Anyways, a strategy i am using in a web framework that i am developing which loads resource intensive blocks of a web page (probably with external requests) parallel:
i am doing a job queue to know what data i am waiting for and then i fork off the jobs for every process. once done they store their data in the apc cache under a unique key the parent process can access. once every data is there it continues.
i am using simple usleep() to wait because inter process communication is not possible in apache (children will loose the connection to their parents and become zombies...).
so this brings me to the last thing:
its important to self kill every child!
there are as well classes that fork processes but keep data, i didn't examine them but zend framework has one, and they usually do slow but reliably code.
you can find it here:
http://zendframework.com/manual/1.9/en/zendx.console.process.unix.overview.html
i think they use shm segments!
well last but not least there is an error on this zend website, minor mistake in the example.

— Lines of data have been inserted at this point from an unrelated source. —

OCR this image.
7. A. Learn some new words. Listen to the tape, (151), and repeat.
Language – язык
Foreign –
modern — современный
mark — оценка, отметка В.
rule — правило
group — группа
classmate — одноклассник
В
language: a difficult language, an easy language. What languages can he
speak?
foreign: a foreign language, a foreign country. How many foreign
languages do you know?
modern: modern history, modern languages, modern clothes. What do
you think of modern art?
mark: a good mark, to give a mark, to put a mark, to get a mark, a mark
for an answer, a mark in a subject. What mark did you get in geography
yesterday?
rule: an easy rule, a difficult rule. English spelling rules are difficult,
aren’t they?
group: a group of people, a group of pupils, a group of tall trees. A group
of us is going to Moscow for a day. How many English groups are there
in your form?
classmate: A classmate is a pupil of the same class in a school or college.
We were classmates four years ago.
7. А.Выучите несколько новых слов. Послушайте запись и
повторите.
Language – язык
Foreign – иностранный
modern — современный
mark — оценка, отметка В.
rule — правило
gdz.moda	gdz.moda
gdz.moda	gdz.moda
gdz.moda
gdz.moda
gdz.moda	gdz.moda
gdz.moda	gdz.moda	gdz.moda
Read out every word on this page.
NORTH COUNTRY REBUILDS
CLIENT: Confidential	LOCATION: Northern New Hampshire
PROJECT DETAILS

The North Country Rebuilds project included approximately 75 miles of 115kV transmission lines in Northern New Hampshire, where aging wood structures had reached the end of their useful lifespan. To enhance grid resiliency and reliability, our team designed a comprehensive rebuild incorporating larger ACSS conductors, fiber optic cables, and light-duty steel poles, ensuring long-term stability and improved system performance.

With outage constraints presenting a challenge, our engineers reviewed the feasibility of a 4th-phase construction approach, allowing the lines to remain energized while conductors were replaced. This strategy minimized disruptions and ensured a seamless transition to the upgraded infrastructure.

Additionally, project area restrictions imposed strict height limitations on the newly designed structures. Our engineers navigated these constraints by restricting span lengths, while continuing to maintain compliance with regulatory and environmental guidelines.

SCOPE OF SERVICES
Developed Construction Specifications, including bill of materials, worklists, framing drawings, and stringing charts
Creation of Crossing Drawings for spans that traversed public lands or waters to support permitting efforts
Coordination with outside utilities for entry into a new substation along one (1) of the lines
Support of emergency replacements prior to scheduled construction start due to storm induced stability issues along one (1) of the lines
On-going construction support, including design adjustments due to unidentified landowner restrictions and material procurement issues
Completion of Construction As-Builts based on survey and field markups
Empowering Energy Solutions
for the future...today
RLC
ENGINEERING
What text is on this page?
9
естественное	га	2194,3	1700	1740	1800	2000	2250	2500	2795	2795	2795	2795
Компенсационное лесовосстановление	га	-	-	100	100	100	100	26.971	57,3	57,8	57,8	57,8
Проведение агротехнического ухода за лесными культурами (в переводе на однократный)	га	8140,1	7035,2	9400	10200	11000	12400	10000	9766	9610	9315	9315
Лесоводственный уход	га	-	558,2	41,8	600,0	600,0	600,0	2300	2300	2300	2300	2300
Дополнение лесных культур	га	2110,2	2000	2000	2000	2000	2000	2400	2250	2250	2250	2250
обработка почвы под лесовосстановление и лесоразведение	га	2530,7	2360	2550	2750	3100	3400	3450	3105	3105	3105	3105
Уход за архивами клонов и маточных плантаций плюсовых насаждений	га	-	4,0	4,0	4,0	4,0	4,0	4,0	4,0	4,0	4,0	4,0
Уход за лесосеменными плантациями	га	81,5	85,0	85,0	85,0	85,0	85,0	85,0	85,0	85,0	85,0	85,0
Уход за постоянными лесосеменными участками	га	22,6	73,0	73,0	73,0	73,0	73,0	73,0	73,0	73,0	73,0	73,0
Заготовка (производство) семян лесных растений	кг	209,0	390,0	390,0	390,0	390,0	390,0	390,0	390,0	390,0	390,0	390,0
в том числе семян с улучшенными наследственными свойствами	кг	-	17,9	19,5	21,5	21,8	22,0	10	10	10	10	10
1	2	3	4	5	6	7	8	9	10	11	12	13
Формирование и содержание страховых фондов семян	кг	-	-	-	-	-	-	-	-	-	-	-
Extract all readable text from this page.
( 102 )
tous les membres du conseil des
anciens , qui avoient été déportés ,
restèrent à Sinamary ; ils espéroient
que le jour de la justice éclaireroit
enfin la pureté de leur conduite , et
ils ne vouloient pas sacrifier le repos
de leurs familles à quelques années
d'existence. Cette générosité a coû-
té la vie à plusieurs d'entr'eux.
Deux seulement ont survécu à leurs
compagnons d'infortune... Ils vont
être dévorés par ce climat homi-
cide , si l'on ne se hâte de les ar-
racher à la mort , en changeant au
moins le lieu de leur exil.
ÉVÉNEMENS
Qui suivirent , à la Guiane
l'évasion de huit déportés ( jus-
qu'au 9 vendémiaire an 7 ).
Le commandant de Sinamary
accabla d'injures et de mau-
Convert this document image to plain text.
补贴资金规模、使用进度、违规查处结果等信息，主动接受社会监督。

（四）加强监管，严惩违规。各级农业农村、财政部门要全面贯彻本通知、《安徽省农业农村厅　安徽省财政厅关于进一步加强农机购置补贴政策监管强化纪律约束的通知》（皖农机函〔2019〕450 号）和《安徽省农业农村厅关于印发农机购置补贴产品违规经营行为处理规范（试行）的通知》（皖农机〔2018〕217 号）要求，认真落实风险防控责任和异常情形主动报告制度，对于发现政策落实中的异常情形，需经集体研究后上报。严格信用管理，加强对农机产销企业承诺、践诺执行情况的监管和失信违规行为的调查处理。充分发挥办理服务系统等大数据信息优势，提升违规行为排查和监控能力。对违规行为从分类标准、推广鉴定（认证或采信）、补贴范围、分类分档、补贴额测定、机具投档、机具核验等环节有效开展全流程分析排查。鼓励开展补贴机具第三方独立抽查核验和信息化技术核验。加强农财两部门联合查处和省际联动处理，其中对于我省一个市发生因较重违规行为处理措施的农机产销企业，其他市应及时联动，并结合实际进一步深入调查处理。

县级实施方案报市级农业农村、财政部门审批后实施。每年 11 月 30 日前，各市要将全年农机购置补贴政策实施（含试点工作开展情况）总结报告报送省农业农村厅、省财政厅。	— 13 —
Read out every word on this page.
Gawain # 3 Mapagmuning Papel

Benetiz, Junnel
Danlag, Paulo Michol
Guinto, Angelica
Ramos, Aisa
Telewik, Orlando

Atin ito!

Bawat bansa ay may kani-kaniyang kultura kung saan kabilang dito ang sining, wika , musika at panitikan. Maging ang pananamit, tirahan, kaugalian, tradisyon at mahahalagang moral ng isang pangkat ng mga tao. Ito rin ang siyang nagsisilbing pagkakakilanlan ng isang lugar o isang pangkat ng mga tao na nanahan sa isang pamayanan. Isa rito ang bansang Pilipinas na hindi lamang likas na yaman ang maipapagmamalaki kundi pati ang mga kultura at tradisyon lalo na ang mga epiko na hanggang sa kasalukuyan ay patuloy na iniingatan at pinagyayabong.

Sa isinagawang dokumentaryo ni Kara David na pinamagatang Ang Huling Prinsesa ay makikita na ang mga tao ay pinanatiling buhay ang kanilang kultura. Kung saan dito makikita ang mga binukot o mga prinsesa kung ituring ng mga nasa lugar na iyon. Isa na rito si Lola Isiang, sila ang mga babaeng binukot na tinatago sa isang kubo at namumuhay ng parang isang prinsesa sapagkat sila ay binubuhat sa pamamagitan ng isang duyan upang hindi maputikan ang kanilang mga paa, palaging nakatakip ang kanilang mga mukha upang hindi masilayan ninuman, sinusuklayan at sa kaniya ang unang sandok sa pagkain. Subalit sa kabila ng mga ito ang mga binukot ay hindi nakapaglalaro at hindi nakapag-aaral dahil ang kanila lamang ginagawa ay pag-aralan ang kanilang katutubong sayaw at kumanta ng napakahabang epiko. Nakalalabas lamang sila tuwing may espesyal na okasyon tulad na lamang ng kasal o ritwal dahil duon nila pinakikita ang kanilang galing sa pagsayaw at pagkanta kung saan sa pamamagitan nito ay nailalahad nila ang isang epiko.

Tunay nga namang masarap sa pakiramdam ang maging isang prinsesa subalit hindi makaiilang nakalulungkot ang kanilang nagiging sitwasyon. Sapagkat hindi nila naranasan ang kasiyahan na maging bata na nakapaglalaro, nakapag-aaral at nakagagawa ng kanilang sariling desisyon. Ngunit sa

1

while ($process1->isRunning() && $process2->isRunning()) {
sleep(1);
}
should of course be:
while ($process1->isRunning() || $process2->isRunning()) {
sleep(1);
}
There is a Threading extension being activley developed based on PThreads that looks very promising at https://github.com/krakjoe/pthreads
Just an update, its seem that PHP guys are working on supporting thread and its available now.
Here is the link to it:
http://php.net/manual/en/book.pthreads.php
I have a PHP threading class that's been running flawlessly in a production environment for over two years now.
EDIT: This is now available as a composer library and as part of my MVC framework, Hazaar MVC.
See: https://git.hazaarlabs.com/hazaar/hazaar-thread
I know this is a way old question, but you could look at http://phpthreadlib.sourceforge.net/
Bi-directional communication, support for Win32, and no extensions required.
Ever heard about appserver from techdivision?
It is written in php and works as a appserver managing multithreads for high traffic php applications. Is still in beta but very promesing.
There is the rather obscure, and soon to be deprecated, feature called ticks. The only thing I have ever used it for, is to allow a script to capture SIGKILL (Ctrl+C) and close down gracefully.